Can Administrators Be Instructional Leaders?

PicCollageMy interest in building exciting learning communities that benefit all children is what motivates me to be thinking about taking the plunge into school leadership, so I often reflect on the challenges and rewards of being an instructional leader in a school.

For the past two years, I have been privileged to take part in the Teacher Learning and Leadership Program’s Summits, where teachers share their amazing learning projects that result from a year long, job-embedded, teacher-directed professional learning.   This event attracts the attention of researchers like the Ministry of Education (Minister Liz Sandals and Paul Anthony), Ann Lieberman and Carol Campbell (Stanford University) and People for Education‘s Annie Kidder who all spoke to teachers about the profound impact of their learning and leadership on the students of the province.

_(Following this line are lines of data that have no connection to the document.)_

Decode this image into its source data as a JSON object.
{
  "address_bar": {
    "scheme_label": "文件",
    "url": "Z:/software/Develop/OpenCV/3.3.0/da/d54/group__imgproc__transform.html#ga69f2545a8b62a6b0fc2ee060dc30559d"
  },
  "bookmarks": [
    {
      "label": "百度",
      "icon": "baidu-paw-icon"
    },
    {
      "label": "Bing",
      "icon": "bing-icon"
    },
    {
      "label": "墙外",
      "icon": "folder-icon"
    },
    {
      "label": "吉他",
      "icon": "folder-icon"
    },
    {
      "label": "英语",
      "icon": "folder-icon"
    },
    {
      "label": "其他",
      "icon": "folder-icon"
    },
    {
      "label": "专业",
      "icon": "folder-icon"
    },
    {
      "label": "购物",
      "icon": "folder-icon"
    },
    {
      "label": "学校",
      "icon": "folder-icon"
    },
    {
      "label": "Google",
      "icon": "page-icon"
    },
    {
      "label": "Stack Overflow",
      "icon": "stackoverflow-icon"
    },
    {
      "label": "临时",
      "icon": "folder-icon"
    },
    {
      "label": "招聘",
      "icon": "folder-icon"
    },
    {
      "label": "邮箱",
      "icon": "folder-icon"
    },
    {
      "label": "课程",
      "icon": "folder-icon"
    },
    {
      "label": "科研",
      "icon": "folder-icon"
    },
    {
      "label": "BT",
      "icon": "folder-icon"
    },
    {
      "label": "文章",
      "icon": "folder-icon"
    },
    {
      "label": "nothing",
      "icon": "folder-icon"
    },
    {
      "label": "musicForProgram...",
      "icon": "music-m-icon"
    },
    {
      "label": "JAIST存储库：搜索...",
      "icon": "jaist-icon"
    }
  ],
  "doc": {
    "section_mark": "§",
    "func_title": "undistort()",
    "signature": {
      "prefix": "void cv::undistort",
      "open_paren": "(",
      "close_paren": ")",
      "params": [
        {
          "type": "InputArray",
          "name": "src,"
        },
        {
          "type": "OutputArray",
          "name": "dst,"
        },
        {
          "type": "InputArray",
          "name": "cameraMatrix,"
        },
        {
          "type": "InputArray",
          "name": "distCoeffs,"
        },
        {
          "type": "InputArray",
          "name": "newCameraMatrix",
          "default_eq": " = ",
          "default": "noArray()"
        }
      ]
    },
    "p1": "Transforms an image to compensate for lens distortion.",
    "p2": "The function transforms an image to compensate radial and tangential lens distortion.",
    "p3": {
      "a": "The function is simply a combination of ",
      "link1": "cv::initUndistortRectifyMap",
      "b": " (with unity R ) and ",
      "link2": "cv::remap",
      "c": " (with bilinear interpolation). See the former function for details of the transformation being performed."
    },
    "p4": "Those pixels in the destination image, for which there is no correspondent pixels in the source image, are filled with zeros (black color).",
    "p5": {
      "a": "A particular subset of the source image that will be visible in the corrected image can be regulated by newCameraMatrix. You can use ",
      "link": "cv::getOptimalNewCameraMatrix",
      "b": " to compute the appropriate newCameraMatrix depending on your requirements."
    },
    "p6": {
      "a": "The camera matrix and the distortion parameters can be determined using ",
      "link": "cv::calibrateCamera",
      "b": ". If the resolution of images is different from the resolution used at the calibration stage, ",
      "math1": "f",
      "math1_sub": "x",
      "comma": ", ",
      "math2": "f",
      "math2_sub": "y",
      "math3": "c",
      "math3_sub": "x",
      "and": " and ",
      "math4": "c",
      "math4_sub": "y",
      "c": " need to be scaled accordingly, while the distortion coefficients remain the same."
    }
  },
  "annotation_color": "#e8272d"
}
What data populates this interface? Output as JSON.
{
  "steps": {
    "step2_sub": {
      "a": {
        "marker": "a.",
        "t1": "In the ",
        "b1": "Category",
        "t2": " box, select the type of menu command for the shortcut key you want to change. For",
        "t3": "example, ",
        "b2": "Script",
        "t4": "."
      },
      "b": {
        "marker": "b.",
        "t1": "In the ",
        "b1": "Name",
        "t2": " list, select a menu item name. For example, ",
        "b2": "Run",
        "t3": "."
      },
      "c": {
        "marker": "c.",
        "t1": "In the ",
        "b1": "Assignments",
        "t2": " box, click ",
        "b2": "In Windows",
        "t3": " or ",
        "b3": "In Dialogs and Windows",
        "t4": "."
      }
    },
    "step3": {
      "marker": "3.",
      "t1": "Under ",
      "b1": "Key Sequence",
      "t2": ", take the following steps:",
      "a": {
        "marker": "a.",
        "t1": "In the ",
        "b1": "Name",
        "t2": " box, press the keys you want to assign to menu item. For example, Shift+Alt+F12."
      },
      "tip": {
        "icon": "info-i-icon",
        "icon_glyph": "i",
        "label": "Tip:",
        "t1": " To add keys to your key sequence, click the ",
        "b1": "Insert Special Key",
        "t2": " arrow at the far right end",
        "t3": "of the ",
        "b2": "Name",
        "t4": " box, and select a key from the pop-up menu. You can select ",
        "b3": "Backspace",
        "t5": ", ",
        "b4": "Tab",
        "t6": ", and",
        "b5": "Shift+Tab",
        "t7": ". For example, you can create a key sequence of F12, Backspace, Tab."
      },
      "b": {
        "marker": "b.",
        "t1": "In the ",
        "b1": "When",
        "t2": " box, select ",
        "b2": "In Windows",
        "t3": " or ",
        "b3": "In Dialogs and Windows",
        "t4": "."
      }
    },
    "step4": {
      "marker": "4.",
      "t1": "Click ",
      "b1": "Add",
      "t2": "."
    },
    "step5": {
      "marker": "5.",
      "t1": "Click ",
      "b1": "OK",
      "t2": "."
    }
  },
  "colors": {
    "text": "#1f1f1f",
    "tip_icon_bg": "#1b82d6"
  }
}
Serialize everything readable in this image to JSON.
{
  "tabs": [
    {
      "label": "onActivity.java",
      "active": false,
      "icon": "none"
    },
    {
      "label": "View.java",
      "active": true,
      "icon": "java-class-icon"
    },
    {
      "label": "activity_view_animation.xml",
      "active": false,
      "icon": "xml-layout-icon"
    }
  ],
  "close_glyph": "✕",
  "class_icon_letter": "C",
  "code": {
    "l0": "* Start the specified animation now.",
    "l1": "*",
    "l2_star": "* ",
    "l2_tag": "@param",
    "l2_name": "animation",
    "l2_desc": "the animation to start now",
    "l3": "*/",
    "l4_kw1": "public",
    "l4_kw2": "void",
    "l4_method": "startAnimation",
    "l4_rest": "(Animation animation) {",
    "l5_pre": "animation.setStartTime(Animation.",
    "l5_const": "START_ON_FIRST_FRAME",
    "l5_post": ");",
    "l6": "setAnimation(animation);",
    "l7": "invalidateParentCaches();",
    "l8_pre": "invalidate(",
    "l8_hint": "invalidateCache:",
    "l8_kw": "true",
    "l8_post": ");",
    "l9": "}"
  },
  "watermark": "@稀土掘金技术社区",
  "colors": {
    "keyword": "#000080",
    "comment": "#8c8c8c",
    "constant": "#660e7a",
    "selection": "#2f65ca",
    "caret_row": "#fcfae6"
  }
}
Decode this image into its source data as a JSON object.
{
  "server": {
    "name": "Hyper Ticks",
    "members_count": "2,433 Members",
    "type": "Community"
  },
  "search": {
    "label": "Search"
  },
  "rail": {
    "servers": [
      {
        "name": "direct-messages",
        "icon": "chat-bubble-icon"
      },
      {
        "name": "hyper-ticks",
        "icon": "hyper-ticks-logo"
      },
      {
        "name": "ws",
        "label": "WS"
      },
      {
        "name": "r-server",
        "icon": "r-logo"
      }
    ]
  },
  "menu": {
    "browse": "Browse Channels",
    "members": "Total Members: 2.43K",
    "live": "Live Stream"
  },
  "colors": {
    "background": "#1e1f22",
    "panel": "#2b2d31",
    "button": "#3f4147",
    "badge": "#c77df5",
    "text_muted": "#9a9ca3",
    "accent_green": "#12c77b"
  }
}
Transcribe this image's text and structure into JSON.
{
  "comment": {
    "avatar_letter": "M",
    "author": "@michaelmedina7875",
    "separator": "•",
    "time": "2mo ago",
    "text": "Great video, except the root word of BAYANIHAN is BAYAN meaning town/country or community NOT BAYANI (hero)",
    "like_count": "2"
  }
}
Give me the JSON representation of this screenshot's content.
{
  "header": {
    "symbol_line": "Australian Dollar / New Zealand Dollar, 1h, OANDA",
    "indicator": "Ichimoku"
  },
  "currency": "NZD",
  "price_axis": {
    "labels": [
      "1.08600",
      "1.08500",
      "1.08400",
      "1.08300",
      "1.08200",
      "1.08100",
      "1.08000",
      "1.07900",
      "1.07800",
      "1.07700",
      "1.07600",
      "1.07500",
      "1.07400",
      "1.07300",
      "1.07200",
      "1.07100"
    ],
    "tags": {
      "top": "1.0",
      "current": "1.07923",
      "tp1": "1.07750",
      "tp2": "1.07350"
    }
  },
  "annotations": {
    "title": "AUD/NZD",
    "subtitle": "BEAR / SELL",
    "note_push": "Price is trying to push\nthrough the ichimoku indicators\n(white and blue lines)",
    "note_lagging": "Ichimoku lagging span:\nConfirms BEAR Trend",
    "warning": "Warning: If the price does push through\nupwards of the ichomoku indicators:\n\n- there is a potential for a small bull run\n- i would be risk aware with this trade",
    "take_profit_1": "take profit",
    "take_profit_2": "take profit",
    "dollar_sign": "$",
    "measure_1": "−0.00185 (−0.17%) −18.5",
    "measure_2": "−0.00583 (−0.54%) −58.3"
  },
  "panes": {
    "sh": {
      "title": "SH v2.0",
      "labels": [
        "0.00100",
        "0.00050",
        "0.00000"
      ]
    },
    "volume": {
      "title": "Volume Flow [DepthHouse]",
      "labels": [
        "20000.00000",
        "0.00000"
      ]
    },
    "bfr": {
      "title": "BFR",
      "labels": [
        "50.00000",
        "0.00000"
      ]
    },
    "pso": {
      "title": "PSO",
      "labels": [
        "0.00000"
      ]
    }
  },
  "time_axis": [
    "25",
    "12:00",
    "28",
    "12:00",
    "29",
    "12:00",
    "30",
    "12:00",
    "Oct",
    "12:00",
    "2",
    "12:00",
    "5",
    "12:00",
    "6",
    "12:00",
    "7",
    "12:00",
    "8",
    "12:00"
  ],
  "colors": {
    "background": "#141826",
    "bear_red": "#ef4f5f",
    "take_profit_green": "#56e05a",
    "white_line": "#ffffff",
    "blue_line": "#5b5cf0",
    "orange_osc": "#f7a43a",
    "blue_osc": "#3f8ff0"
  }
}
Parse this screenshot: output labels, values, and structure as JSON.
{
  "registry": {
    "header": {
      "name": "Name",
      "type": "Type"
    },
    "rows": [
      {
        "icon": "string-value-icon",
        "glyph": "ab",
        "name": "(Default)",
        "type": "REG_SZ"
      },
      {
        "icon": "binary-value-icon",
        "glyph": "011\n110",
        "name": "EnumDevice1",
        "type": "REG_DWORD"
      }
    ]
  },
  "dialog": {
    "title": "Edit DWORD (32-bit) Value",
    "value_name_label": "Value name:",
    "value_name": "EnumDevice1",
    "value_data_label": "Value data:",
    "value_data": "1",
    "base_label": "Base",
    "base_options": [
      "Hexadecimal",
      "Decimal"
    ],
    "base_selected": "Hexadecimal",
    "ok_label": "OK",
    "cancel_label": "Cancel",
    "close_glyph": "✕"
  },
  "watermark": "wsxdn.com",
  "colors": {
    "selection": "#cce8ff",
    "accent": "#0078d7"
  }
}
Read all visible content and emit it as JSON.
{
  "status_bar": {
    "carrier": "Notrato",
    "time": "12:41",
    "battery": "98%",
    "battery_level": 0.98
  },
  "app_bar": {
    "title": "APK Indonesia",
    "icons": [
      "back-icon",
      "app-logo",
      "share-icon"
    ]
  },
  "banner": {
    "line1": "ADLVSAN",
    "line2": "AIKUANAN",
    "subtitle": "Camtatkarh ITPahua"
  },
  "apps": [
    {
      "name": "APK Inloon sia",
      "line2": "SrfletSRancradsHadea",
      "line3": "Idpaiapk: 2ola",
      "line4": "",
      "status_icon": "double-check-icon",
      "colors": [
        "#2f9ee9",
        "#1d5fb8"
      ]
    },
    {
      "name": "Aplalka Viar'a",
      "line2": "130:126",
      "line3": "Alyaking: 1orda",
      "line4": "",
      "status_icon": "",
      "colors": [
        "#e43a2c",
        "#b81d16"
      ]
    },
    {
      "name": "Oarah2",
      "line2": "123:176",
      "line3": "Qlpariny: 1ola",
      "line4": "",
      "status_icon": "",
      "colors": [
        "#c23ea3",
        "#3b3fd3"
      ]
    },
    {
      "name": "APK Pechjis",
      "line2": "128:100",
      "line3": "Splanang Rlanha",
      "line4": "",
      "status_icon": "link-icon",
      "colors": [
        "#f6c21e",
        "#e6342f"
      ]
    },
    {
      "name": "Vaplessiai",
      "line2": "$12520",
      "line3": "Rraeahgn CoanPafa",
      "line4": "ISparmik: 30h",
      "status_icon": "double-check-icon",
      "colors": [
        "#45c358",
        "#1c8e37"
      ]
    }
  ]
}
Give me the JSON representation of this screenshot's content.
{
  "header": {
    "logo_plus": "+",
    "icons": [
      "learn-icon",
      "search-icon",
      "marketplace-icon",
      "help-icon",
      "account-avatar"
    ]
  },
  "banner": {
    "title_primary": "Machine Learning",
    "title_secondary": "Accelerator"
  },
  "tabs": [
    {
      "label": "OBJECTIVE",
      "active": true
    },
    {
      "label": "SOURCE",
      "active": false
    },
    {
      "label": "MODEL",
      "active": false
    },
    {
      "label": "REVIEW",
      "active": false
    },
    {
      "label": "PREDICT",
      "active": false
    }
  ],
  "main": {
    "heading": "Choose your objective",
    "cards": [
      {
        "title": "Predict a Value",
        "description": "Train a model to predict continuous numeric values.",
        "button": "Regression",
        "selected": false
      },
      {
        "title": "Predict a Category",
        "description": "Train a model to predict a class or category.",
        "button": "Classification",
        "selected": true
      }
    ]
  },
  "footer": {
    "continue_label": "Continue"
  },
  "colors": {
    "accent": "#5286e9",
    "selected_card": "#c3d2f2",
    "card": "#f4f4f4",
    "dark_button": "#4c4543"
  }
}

My experience of being at TLLP got me thinking about some of the challenges and rewards of being an administrator with a focus on instructional leadership as supported by the Ontario Leadership Framework and these thoughts came to mind:

  1. Know that the smartest person in the room, is the room.   One person can’t know it all.  Creating a learning community where people feel comfortable sharing what they know, and what they don’t know, is essential to moving forward and starts with modeling a growth mindset from the administrators at the school.
  2. We need to change our traditional mindset about where, when and how teacher learning happens.  Options abound for valuable learning anytime, anyplace, and administrators can help meet diverse needs by offering options.
  3. Deep learning is messy, non-linear, and sometimes needs time to simmer.   Be supportive and helpful through the discord that often happens in the most productively collaborative groups.
  4. Time is a big challenge and administrators need to help find creative ways to make teacher learning a priority during the school day if possible.
  5. Structures can be put in place to help teachers develop their craft through a lens of relevant, student-centred learning goals (not to be confused with top-down, micro-managing strategies).
  6. Helping teachers tell their success stories and articulate and share their knowledge is part of how the administrator can help improve the whole school.
  7. Find the right balance between amplifying the expertise already in the building and bringing in some diverse or motivating voices from outside.
  8. Fan the fire before watering the stones, but never give up on finding what motivates a teacher who might seem disengaged.
  9. Be clear that the business of ‘school’ is about nurturing a joy of learning in our students (and teachers) and we don’t have to be sick to get better.
  10. Find ways to collect meaningful data that keeps us focused on what students need right now.